Business sector bemoans power outages

Business sector bemoans power outages


HARARE - The Confederation of Zimbabwe Industries (CZI) on Tuesday warned power outages affecting Zimbabwe since Saturday had brought production to a halt, in an economy in deep recession and saddled with record unemployment and shortages of basic commodities.


CZI president Callisto Jokonya called for urgent action to end power shortages as a massive outage – the third since Saturday – plunged Zimbabwe into darkness including the capital Harare for much of yesterday.   The electricity issue is serious. It needs to be sorted out as a matter of urgency because as we speak now there is no production taking place in the manufacturing sector and industry is losing out, said Jokonya, speaking to ZimOnline moments before power was restored to most parts of Harare around 2.30pm. Jokonya, who said industry has not been able to run meaningfully since Saturday, did not quantify the losses that could have been incurred by the manufacturing sector so far. The capital had not had electricity since early in the morning bringing business to a virtual standstill.
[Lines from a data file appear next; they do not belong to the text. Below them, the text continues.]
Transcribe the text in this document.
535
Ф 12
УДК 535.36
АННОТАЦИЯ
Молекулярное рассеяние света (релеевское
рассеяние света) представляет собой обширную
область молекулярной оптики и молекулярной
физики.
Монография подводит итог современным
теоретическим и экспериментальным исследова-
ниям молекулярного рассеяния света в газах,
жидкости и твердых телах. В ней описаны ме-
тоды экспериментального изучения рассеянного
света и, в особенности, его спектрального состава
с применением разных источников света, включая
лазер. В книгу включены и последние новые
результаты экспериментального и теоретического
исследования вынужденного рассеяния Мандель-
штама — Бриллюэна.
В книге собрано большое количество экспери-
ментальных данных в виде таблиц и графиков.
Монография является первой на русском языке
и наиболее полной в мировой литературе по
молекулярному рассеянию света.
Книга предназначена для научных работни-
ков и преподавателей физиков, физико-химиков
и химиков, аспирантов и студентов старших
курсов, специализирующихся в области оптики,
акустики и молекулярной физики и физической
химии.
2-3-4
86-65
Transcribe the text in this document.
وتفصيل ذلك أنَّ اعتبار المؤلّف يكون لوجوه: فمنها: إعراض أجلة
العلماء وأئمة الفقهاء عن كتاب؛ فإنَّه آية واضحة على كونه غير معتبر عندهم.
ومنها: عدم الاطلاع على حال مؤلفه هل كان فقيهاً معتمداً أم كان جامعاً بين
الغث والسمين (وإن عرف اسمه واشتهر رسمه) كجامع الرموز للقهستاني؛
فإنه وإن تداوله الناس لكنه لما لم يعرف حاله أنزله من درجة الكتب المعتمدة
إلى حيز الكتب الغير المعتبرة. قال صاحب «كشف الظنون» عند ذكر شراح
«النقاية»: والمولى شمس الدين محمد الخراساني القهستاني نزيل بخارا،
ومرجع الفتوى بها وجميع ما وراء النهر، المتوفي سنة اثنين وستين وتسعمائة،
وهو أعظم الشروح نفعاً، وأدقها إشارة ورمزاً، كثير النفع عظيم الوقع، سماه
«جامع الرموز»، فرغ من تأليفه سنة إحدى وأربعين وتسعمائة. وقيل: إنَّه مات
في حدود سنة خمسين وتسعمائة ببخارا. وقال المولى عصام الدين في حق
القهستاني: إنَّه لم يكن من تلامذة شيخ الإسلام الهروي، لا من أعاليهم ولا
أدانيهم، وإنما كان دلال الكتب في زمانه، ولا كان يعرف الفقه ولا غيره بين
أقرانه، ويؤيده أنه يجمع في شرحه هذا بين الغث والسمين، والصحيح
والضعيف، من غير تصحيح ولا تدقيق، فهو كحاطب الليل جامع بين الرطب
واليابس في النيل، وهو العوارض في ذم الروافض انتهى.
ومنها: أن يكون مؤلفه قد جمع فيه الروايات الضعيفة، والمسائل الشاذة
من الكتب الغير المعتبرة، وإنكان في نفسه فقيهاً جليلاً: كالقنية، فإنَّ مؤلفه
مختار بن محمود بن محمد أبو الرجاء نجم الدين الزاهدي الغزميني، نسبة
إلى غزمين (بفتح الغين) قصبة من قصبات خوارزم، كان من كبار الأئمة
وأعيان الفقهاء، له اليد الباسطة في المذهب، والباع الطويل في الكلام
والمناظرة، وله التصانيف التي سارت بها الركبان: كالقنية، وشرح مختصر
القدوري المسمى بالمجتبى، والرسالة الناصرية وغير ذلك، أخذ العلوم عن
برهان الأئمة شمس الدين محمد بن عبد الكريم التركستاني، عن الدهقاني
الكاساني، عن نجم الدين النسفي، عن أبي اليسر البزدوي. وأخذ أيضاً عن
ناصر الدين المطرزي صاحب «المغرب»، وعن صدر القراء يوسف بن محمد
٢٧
The Internet was down across the country because the main servers are in Harare. Mobile phones were largely not working and many callers had to rely on the state’s archaic and perennially congested fixed phone network. Zimbabwe has faced power shortages since the economic crisis accelerated in 2000 with the government’s Zimbabwe Electricity Supply Authority (ZESA) blaming the problem on lack of foreign currency to expand generation capacity or to buy parts for existing power stations. But this is the fist time that the nation has faced power failures across the country. ZESA has blamed power failures on what it says was system disturbance on the interconnecting grid that links southern African countries to a common grid. Power failures have also been experienced in Zambia and Botswana. However, for long-suffering Zimbabweans, the electricity cuts are only an addition on a long list of hardships bedevelling the country in the grip of economic meltdown critics blame on repression and wrong policies by President Robert Mugabe. Mugabe, in power since Zimbabwe’s 1980 independence from Britain and seeking another five-year term in elections in March, denies ruining Zimbabwe and instead blames his country’s problems on sabotage by Western governments he says are out to topple him.